Nowak, according to sources, has a deep skepticism of government — somewhat understandable in a city and state whose lawmakers are regularly sent off to prison for corruption and where citizens suffer daily abuses of a groaning and increasingly defunded bureaucracy. And as government spending dwindles, foundations like William Penn are asked to make up the shortfall. But the dependence on foundation dollars raises difficult questions about the implications of unelected entities funding and setting priorities for core democratic institutions like education — and, crucially, for the reporters charged with holding the powerful accountable. William Penn, as most reporters but few citizens know, already funds most corners of Philly journalism.
“It’s a brave new world for journalism,” says Inquirer architecture and planning critic Inga Saffron. “It’s great that these organizations are generous, but at the same time we have to be alert to their agenda.”
David Haas, still on the William Penn board but no longer its chair, has a particular enthusiasm for journalism. Pre-Nowak, William Penn spent $2.4 million to create the Philadelphia Public Interest Information Network at Temple University, a still-in-development project that has elicited both excitement and confusion among local reporters.

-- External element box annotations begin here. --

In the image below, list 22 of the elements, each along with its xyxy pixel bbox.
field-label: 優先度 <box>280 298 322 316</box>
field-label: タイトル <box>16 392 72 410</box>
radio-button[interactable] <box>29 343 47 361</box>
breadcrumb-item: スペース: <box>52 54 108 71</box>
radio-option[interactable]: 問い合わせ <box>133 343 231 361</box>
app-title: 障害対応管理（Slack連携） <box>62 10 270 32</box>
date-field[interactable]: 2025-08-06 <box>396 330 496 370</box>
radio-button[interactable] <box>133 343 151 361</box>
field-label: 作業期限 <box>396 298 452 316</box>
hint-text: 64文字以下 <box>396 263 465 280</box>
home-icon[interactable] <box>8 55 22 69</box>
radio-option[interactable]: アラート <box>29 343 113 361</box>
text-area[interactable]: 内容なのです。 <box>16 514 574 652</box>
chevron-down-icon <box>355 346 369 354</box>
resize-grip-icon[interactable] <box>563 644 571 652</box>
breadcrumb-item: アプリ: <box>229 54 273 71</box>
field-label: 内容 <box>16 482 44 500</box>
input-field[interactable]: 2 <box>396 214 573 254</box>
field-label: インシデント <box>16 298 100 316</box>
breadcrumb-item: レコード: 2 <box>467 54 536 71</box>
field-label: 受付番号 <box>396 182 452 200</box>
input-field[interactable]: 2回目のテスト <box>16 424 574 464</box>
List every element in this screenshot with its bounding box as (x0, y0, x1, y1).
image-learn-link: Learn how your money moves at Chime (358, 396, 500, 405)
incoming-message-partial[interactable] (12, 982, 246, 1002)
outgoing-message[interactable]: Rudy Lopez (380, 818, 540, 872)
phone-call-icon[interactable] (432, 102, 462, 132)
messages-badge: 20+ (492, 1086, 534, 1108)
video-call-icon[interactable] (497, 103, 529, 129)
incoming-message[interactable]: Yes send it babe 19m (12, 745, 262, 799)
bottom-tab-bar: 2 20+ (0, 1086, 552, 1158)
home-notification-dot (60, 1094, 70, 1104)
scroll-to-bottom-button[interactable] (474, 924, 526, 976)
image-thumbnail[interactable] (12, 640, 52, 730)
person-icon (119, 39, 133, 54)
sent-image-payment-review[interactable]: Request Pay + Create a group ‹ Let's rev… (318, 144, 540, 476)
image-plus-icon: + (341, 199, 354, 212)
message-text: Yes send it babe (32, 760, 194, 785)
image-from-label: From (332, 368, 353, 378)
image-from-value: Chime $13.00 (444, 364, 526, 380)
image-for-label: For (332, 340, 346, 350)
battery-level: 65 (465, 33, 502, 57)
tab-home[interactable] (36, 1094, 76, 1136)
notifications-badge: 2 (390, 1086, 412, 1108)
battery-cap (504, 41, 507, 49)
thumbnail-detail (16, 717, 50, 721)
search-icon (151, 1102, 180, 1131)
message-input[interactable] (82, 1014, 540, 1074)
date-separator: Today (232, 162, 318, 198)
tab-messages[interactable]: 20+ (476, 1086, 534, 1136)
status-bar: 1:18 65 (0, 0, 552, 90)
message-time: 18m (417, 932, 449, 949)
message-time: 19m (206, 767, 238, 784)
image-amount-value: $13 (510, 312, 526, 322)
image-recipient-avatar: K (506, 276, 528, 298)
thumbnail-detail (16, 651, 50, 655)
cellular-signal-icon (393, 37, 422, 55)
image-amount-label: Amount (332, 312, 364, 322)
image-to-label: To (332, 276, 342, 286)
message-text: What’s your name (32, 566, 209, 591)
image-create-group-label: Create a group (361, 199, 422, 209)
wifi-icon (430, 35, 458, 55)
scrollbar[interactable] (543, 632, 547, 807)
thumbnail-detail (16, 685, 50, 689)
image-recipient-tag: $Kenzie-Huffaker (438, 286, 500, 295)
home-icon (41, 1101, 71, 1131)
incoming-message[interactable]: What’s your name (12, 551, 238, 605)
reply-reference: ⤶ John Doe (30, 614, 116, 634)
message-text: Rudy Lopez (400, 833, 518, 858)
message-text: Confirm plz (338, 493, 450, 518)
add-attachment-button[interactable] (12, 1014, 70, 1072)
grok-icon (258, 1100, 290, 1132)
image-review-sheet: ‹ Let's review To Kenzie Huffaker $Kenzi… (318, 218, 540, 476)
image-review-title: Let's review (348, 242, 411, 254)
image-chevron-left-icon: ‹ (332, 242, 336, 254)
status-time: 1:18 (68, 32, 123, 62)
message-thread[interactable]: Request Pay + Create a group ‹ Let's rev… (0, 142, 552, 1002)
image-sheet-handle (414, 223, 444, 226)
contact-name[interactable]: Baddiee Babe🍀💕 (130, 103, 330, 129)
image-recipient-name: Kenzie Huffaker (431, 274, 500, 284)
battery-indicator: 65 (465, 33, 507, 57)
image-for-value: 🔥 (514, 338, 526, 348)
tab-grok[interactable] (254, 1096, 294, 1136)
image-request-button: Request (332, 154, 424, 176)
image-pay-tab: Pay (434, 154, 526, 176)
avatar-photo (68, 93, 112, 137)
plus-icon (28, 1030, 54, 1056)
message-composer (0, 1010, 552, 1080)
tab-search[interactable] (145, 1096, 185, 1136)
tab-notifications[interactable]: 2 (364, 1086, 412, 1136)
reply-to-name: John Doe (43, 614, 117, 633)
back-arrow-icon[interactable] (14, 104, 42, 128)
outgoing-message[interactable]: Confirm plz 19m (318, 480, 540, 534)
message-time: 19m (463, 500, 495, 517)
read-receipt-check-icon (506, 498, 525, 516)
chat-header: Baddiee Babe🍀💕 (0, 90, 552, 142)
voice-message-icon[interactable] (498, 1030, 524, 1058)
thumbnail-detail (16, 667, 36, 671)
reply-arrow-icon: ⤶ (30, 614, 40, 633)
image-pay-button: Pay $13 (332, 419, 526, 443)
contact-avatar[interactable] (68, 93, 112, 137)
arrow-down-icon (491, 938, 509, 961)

Nowak, for his part, says that he puts an emphasis on game-changing investigative reporting.
Along with funding a new plan for the Delaware River waterfront, the foundation has heavily funded PlanPhilly, a journalism outfit that covered that plan, and other development and public-space issues. And it has funded — and will now defund — It’s Our Money, a joint project by WHYY and the Daily News focusing on government matters.
WHYY, which has received $1.24 million from William Penn since 2006, is an object lesson on how donors can appear to influence journalism. The Scattergood Foundation funds a beat at WHYY covering behavioral health. Three of 11 total reporters are dedicated to health and sciences, more than to state or local government; and WHYY’s Health and Science Advisory Committee includes many donors and underwriters.
Yet aside from a few shining examples — the multi-station collaboration StateImpact covering natural-gas drilling and the soon-to-be-cut It’s Our Money — WHYY does not pursue much in the way of investigative journalism. Nowak says he’s told WHYY brass that “we, meaning the foundation, like and care about deep, high-quality content.” So it’s possible that William Penn could drive WHYY to dedicate more staffers to investigative reporting.
But foundations, from William Penn in Philly to Gates on the national level, are themselves subject to little critical media coverage. A study by the conservative American Enterprise Institute, found “13 positive articles” on education-funding foundations “for every critical account.”
And Nowak’s commitment to investigative journalism has been tested when it comes to continuing support for the Notebook. At times, Nowak has criticized the paper. “I have pushed them on what I think sometimes is a lack of, you know, that they need to give multiple sides,” he says. But he insists he is not looking to shut down a critical outlet. “They’ve been something that the foundation has supported, something that the foundation is proud of. … You don’t have to agree with everything somebody does.”
Indeed, Nowak gave a long and candid interview with the education-reporting outfit the Notebook on the Boston Consulting funding and has “advocated for the Notebook with other funders,” including major national grant-makers.
The advertising revenue that was long the lifeblood of newspapers has evaporated, and government funding for core public goods like education has suffered for decades. Foundations like William Penn, to the relief of many, are stepping into this void. But Jeremy Nowak, like many Philadelphians, has an agenda — and unlike most Philadelphians, he has an enormous sum of money at his disposal with which to pursue it.